R v DK
[2008] NSWCCA 249
•8 October 2008
New South Wales
Court of Criminal Appeal
CITATION: R v DK [2008] NSWCCA 249 HEARING DATE(S): 8 October 2008
JUDGMENT DATE:
8 October 2008JUDGMENT OF: Hodgson JA at [1], [8]; Kirby J at [6]; Hislop J at [7] EX TEMPORE JUDGMENT DATE: 8 October 2008 DECISION: Application for leave to appeal is refused. CATCHWORDS: CRIMINAL LAW – Application for leave to appeal – Refusal by trial judge to sever one count from others in the indictment – Whether possible error shown. LEGISLATION CITED: Criminal Code Act 1995 s 134.2.1; s 400.4.1 CATEGORY: Principal judgment FILE NUMBER(S): CCA 2008/00006219 COUNSEL: W G ROSER SC (Applicant)
S BUCHEN (Crown)SOLICITORS: Barrak Lawyers (Applicant)
Commonwealth Director of Public Prosecutions (Crown)

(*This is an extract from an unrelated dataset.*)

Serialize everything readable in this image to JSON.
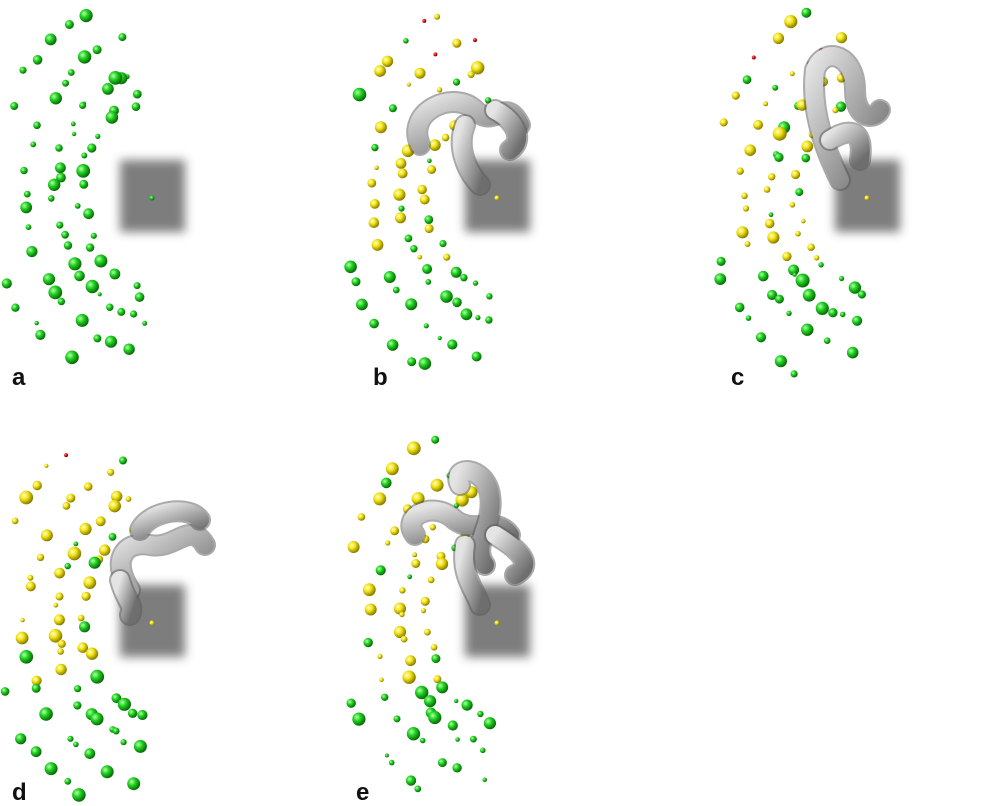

LOWER COURT JURISDICTION: District Court LOWER COURT FILE NUMBER(S): 2008/11/0336 LOWER COURT JUDICIAL OFFICER: Toner DCJ LOWER COURT DATE OF DECISION: 30 September 2008
CCA 2008/00006219
WEDNESDAY 8 OCTOBER 2008HODGSON JA
KIRBY J
HISLOP J
1 HODGSON JA: This is an application for leave to appeal from a refusal by Toner DCJ to sever count three from an indictment under which the applicant is charged on three counts. The first two counts charge the applicant with the offences of obtaining a financial advantage by deception, contrary to s 134.2.1 of the Criminal Code Act 1995. The third count charges the applicant with dealing with the proceeds of crime where the amount exceeds $100,000, contrary to s 400.4.1 of the Criminal Code Act 1995.
2 The complaint of the applicant goes essentially to two matters. Firstly, whether the different counts can appropriately be included in the one indictment, on the basis that according to the applicant they cannot be said to arise out of the same set of circumstances. Secondly, it is said that evidence admissible in relation to count three might be improperly used by the jury in relation to counts one and two. There is a further complaint that the combination of these counts might unfairly deprive the applicant of lines of defence that he might otherwise follow.
3 In my opinion, on all of these matters there is no reasonable possibility shown of error in the decision of the primary judge. In the circumstances of the case as set out inter alia in the outline of submissions for the Crown, I see no reason for disagreeing with the primary judge’s view that the alleged offences do arise out of the same set of circumstances. I think there is good reason for considering that evidence relevant to each of the three counts will be relevant and admissible in relation to other counts. If there is any particular evidence in relation to some of the counts that is not admissible in relation to other counts, then I do not think there is any reason to think that that cannot be dealt with by appropriate directions.
4 In the circumstances where the claim in relation to unfair deprivation of lines of defence is not supported by any evidence, I see no reason to disagree with the primary judge’s view on that matter either.
5 For those reasons, in my opinion this is not a case in which leave to appeal should be granted, and I would refuse the application for leave to appeal.
6 KIRBY J: I agree.
7 HISLOP J: I also agree.
8 HODGSON JA: That will be the order of the court: the application for leave to appeal is refused.